Lee’s style is slick, relying on split-screens and a score (from Terence Blanchard) that apes the Blaxploitation films of the era, but the themes at play are as heavy as stone. Central is Identity: Stallworth wanted to take on the role as the “Jackie Robinson” of the Colorado Springs PD, but the casual (and not-so-casual) racism of many of his fellow officers takes its toll, and he channels that indignation into his phone calls with the Klan — right up to, improbably, David Duke himself, who is thrilled to have found a true kindred spirit in wanting to, you know, somehow bring back America’s greatness. But Stallworth also falls in with the activists on the other side of the fight, first as an observer at a Kwame Ture speech (Corey Hawkins, electrifying in his single scene) and then for real, forging a romantic connection with Patrice (Spider-Man: Homecoming’s Laura Harrier) while trying to keep his disqualifying “pig” occupation a secret.
In one scene the pair have a conversation about W.E.B. Du Bois’s idea of “double consciousness” — that black people in America have to simultaneously keep two seemingly conflicting identities in their minds. Add in Stallworth’s role as a mistrusted police officer, and that may be a bridge too far; Lee doesn’t (and wouldn’t) cast the CSPD writ large as the heroes of this story, but he lets Stallworth live in the tension of working for an institution willing to defang the KKK while also letting numerous “bad apples” in their own ranks walk free. One of Stallworth’s partners at first shrugs it off: “Right or wrong, we stick together.” Stallworth responds “That reminds me of another group,” and then the sound of gunfire serves as our scene transition. Again, Spike Lee is nothing if unsubtle.

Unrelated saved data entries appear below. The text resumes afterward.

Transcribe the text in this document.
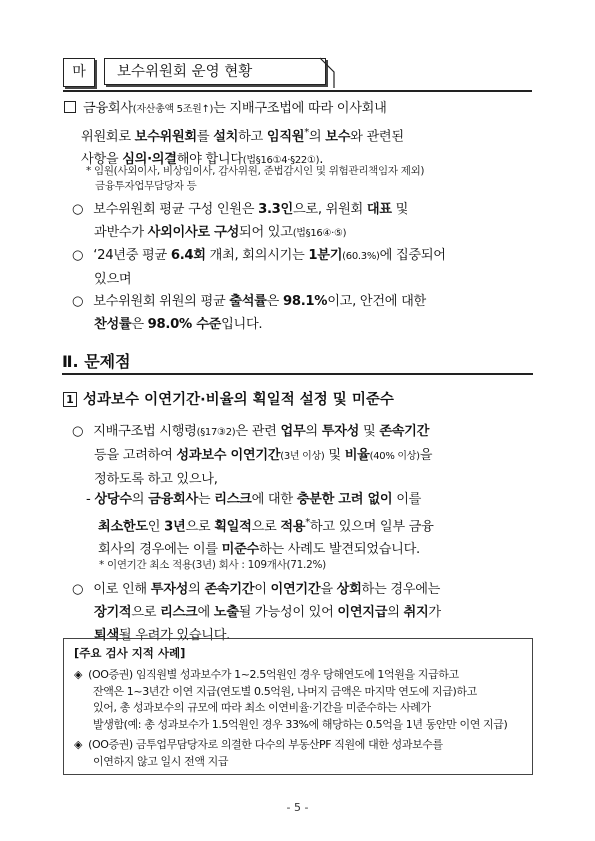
마	보수위원회 운영 현황
금융회사(자산총액 5조원↑)는 지배구조법에 따라 이사회내
위원회로 보수위원회를 설치하고 임직원*의 보수와 관련된
사항을 심의·의결해야 합니다(법§16①4·§22①).
* 임원(사외이사, 비상임이사, 감사위원, 준법감시인 및 위험관리책임자 제외)
금융투자업무담당자 등
○ 보수위원회 평균 구성 인원은 3.3인으로, 위원회 대표 및
과반수가 사외이사로 구성되어 있고(법§16④·⑤)
○ ‘24년중 평균 6.4회 개최, 회의시기는 1분기(60.3%)에 집중되어
있으며
○ 보수위원회 위원의 평균 출석률은 98.1%이고, 안건에 대한
찬성률은 98.0% 수준입니다.
Ⅱ. 문제점
1 성과보수 이연기간·비율의 획일적 설정 및 미준수
○ 지배구조법 시행령(§17③2)은 관련 업무의 투자성 및 존속기간
등을 고려하여 성과보수 이연기간(3년 이상) 및 비율(40% 이상)을
정하도록 하고 있으나,
- 상당수의 금융회사는 리스크에 대한 충분한 고려 없이 이를
최소한도인 3년으로 획일적으로 적용*하고 있으며 일부 금융
회사의 경우에는 이를 미준수하는 사례도 발견되었습니다.
* 이연기간 최소 적용(3년) 회사 : 109개사(71.2%)
○ 이로 인해 투자성의 존속기간이 이연기간을 상회하는 경우에는
장기적으로 리스크에 노출될 가능성이 있어 이연지급의 취지가
퇴색될 우려가 있습니다.
[주요 검사 지적 사례]
◈ (OO증권) 임직원별 성과보수가 1~2.5억원인 경우 당해연도에 1억원을 지급하고
잔액은 1~3년간 이연 지급(연도별 0.5억원, 나머지 금액은 마지막 연도에 지급)하고
있어, 총 성과보수의 규모에 따라 최소 이연비율·기간을 미준수하는 사례가
발생함(예: 총 성과보수가 1.5억원인 경우 33%에 해당하는 0.5억을 1년 동안만 이연 지급)
◈ (OO증권) 금투업무담당자로 의결한 다수의 부동산PF 직원에 대한 성과보수를
이연하지 않고 일시 전액 지급
- 5 -
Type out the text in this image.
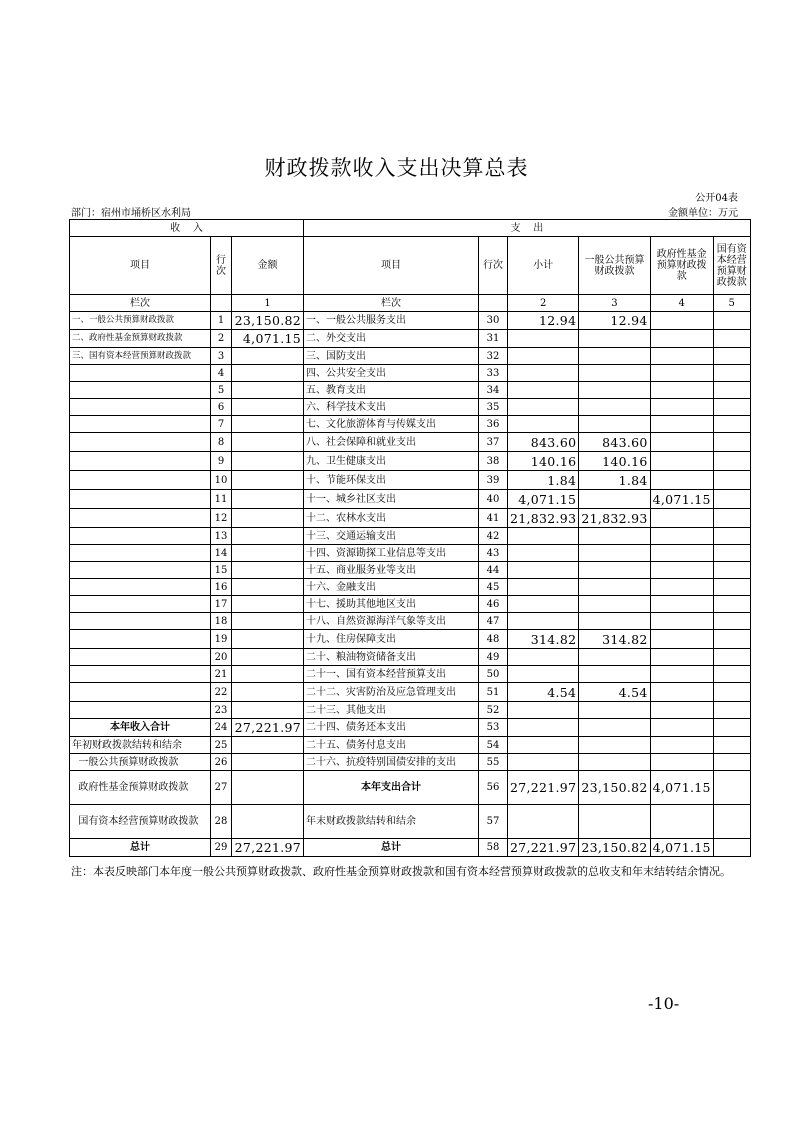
财政拨款收入支出决算总表
公开04表
部门：宿州市埇桥区水利局	金额单位：万元
收    入			支    出					
项目	行次	金额	项目	行次	小计	一般公共预算财政拨款	政府性基金预算财政拨款	国有资本经营预算财政拨款
栏次		1	栏次		2	3	4	5
一、一般公共预算财政拨款	1	23,150.82	一、一般公共服务支出	30	12.94	12.94		
二、政府性基金预算财政拨款	2	4,071.15	二、外交支出	31				
三、国有资本经营预算财政拨款	3		三、国防支出	32				
	4		四、公共安全支出	33				
	5		五、教育支出	34				
	6		六、科学技术支出	35				
	7		七、文化旅游体育与传媒支出	36				
	8		八、社会保障和就业支出	37	843.60	843.60		
	9		九、卫生健康支出	38	140.16	140.16		
	10		十、节能环保支出	39	1.84	1.84		
	11		十一、城乡社区支出	40	4,071.15		4,071.15	
	12		十二、农林水支出	41	21,832.93	21,832.93		
	13		十三、交通运输支出	42				
	14		十四、资源勘探工业信息等支出	43				
	15		十五、商业服务业等支出	44				
	16		十六、金融支出	45				
	17		十七、援助其他地区支出	46				
	18		十八、自然资源海洋气象等支出	47				
	19		十九、住房保障支出	48	314.82	314.82		
	20		二十、粮油物资储备支出	49				
	21		二十一、国有资本经营预算支出	50				
	22		二十二、灾害防治及应急管理支出	51	4.54	4.54		
	23		二十三、其他支出	52				
本年收入合计	24	27,221.97	二十四、债务还本支出	53				
年初财政拨款结转和结余	25		二十五、债务付息支出	54				
一般公共预算财政拨款	26		二十六、抗疫特别国债安排的支出	55				
政府性基金预算财政拨款	27		本年支出合计	56	27,221.97	23,150.82	4,071.15	
国有资本经营预算财政拨款	28		年末财政拨款结转和结余	57				
总计	29	27,221.97	总计	58	27,221.97	23,150.82	4,071.15	
注：本表反映部门本年度一般公共预算财政拨款、政府性基金预算财政拨款和国有资本经营预算财政拨款的总收支和年末结转结余情况。
-10-
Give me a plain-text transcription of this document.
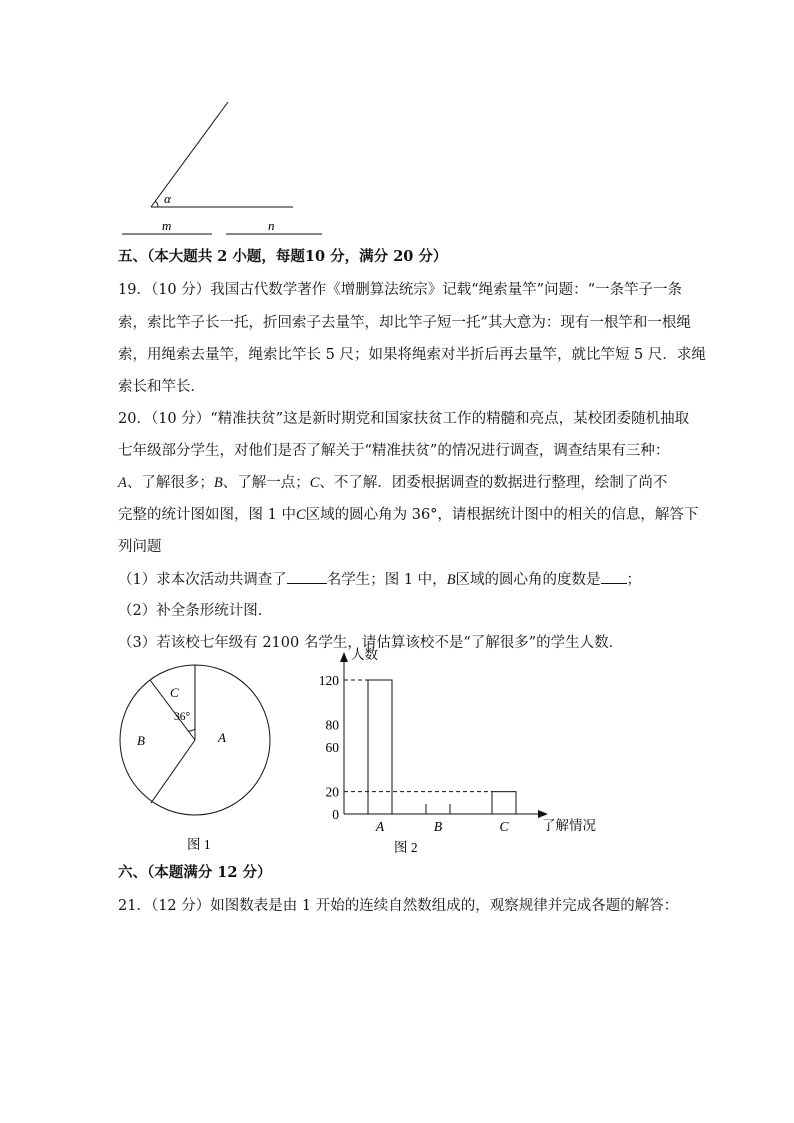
α
m	n
五、（本大题共 2 小题，每题10 分，满分 20 分）
19．（10 分）我国古代数学著作《增删算法统宗》记载“绳索量竿”问题：“一条竿子一条
索，索比竿子长一托，折回索子去量竿，却比竿子短一托”其大意为：现有一根竿和一根绳
索，用绳索去量竿，绳索比竿长 5 尺；如果将绳索对半折后再去量竿，就比竿短 5 尺．求绳
索长和竿长．
20．（10 分）“精准扶贫”这是新时期党和国家扶贫工作的精髓和亮点，某校团委随机抽取
七年级部分学生，对他们是否了解关于“精准扶贫”的情况进行调查，调查结果有三种：
A、了解很多；B、了解一点；C、不了解．团委根据调查的数据进行整理，绘制了尚不
完整的统计图如图，图 1 中C区域的圆心角为 36°，请根据统计图中的相关的信息，解答下
列问题
（1）求本次活动共调查了	名学生；图 1 中，B区域的圆心角的度数是 ；
（2）补全条形统计图．
（3）若该校七年级有 2100 名学生，请估算该校不是“了解很多”的学生人数．
C
36°
B	A
图 1
人数
了解情况
0
20
60
80
120
A	B	C
图 2
六、（本题满分 12 分）
21．（12 分）如图数表是由 1 开始的连续自然数组成的，观察规律并完成各题的解答：
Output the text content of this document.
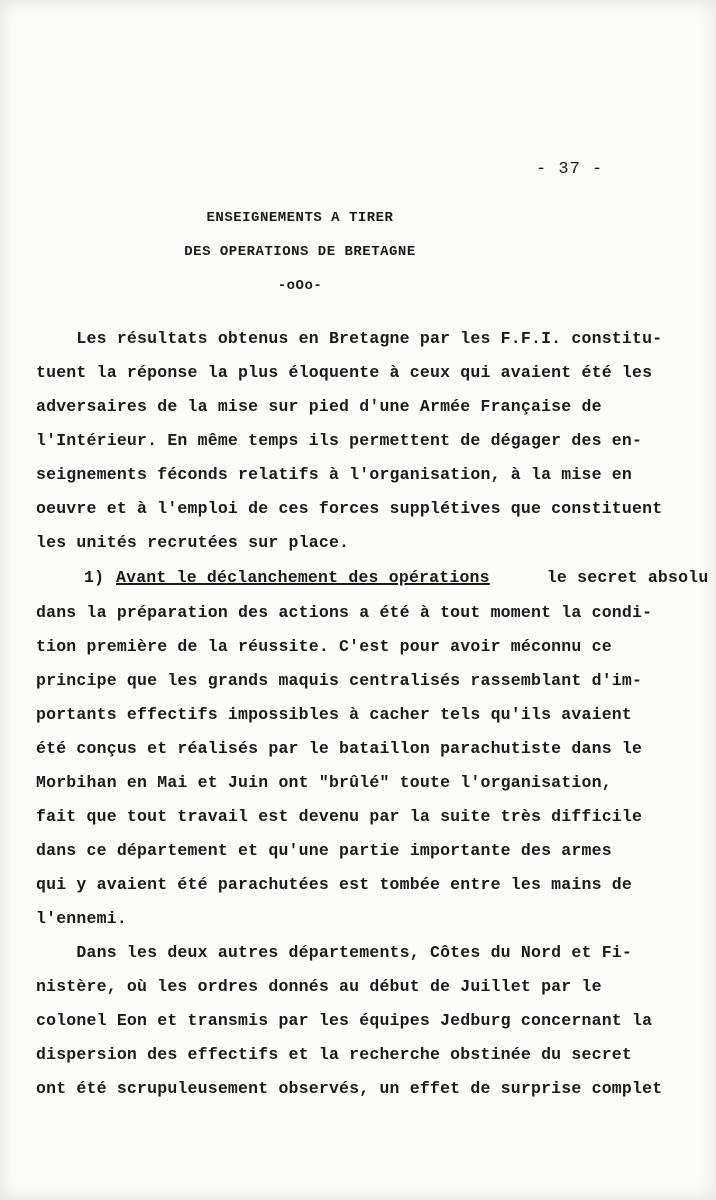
- 37 -
ENSEIGNEMENTS A TIRER
DES OPERATIONS DE BRETAGNE
-oOo-
Les résultats obtenus en Bretagne par les F.F.I. constitu-
tuent la réponse la plus éloquente à ceux qui avaient été les
adversaires de la mise sur pied d'une Armée Française de
l'Intérieur. En même temps ils permettent de dégager des en-
seignements féconds relatifs à l'organisation, à la mise en
oeuvre et à l'emploi de ces forces supplétives que constituent
les unités recrutées sur place.
1) Avant le déclanchement des opérations
le secret absolu
dans la préparation des actions a été à tout moment la condi-
tion première de la réussite. C'est pour avoir méconnu ce
principe que les grands maquis centralisés rassemblant d'im-
portants effectifs impossibles à cacher tels qu'ils avaient
été conçus et réalisés par le bataillon parachutiste dans le
Morbihan en Mai et Juin ont "brûlé" toute l'organisation,
fait que tout travail est devenu par la suite très difficile
dans ce département et qu'une partie importante des armes
qui y avaient été parachutées est tombée entre les mains de
l'ennemi.
Dans les deux autres départements, Côtes du Nord et Fi-
nistère, où les ordres donnés au début de Juillet par le
colonel Eon et transmis par les équipes Jedburg concernant la
dispersion des effectifs et la recherche obstinée du secret
ont été scrupuleusement observés, un effet de surprise complet
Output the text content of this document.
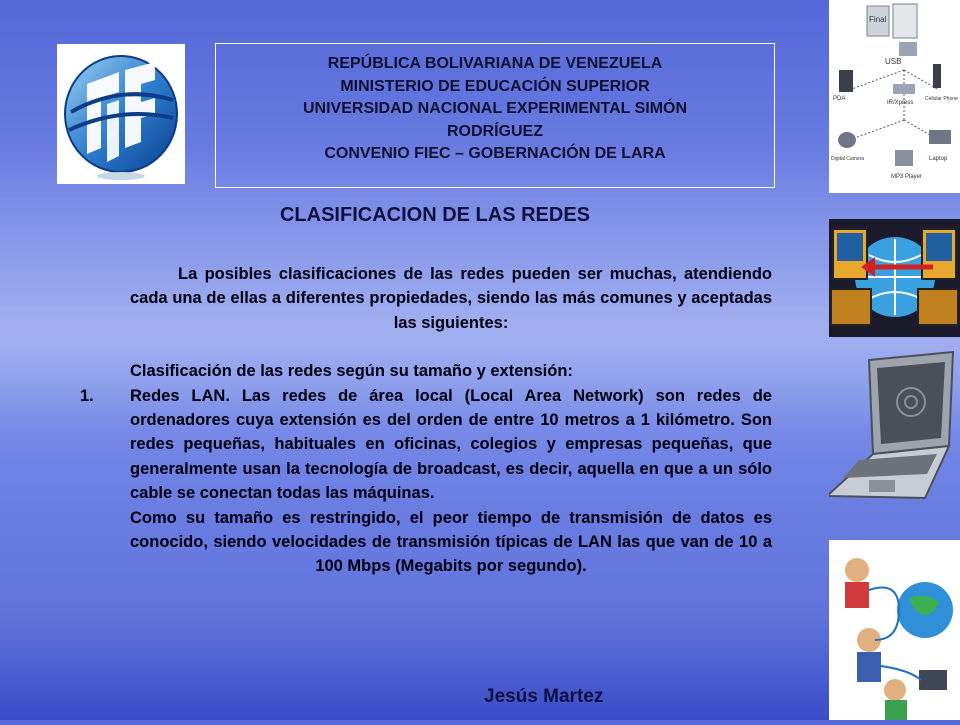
REPÚBLICA BOLIVARIANA DE VENEZUELA
MINISTERIO DE EDUCACIÓN SUPERIOR
UNIVERSIDAD NACIONAL EXPERIMENTAL SIMÓN
RODRÍGUEZ
CONVENIO FIEC – GOBERNACIÓN DE LARA
CLASIFICACION DE LAS REDES
La posibles clasificaciones de las redes pueden ser muchas, atendiendo cada una de ellas a diferentes propiedades, siendo las más comunes y aceptadas las siguientes:
Clasificación de las redes según su tamaño y extensión:
1. Redes LAN. Las redes de área local (Local Area Network) son redes de ordenadores cuya extensión es del orden de entre 10 metros a 1 kilómetro. Son redes pequeñas, habituales en oficinas, colegios y empresas pequeñas, que generalmente usan la tecnología de broadcast, es decir, aquella en que a un sólo cable se conectan todas las máquinas.
Como su tamaño es restringido, el peor tiempo de transmisión de datos es conocido, siendo velocidades de transmisión típicas de LAN las que van de 10 a 100 Mbps (Megabits por segundo).
Jesús Martez
Final
USB
PDA
IR/Xpress
Cellular Phone
Digital Camera	Laptop
MP3 Player
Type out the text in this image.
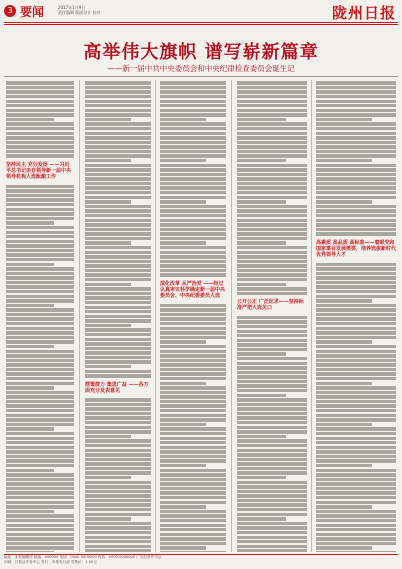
3 要闻	2017年1月9日
责任编辑 版面设计 校对	陇州日报
高举伟大旗帜 谱写崭新篇章
——新一届中共中央委员会和中央纪律检查委员会诞生记
坚持民主 充分发扬 ——习近平总书记亲自领导新一届中央领导机构人选酝酿工作
群策群力 集思广益 ——各方面充分发表意见
深化改革 从严治党 ——经过认真审议科学确定新一届中央委员会、中央纪委委员人选
公开公正 广泛征求——坚持标准严把人选关口
高素质 高品质 高标准——着眼党和国家事业发展需要，培养选拔新时代优秀领导人才
地址：本报编辑部 邮编：000000 电话：0000-0000000 传真：0000-0000000 广告经营许可证
印刷：日报社印务中心 发行：本报发行部 零售价：1.00元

John David Washington gives a star-making performance for the same director who gave his father his first Best Actor-nominated role — as Malcolm X, 25 years ago. The younger Washington shares some of Denzel’s mannerisms and certainly his command of the screen, but there’s a slyness running underneath it all — he’s playing a man who would rather rebuild the system from the inside than rage against it from without, and can only do that if he’s always the most charismatic man in the room. Meanwhile, Flip is only the latest in fascinating career choices from Adam Driver, who is now in the rarefied air of “actors I’ll watch in anything.” His arc here is smaller but no less profound, as he moves from seeing the operation as just a job to an opportunity to re-engage with his own Jewish heritage.
Topher Grace is also terrific as the unsettlingly polite David “America First” Duke, which must have been a terrifying assignment. He not only serves as the punchline to the film’s biggest laugh, but also its most shiver-inducing moment — a moment that tells us early on that Lee is pulling no punches in this story of “corn-fed American terrorism.” When Stallworth emphatically states that “America would never elect someone like David Duke for President of the United States,” I heard a drawn-out, half-laughing “Sheeeeeeiiiiit!” from someone farther down my row. But at the film’s denouement, which includes footage of tiki torches and a certain Presidential address from just one year ago, there was only a sorrowful silence.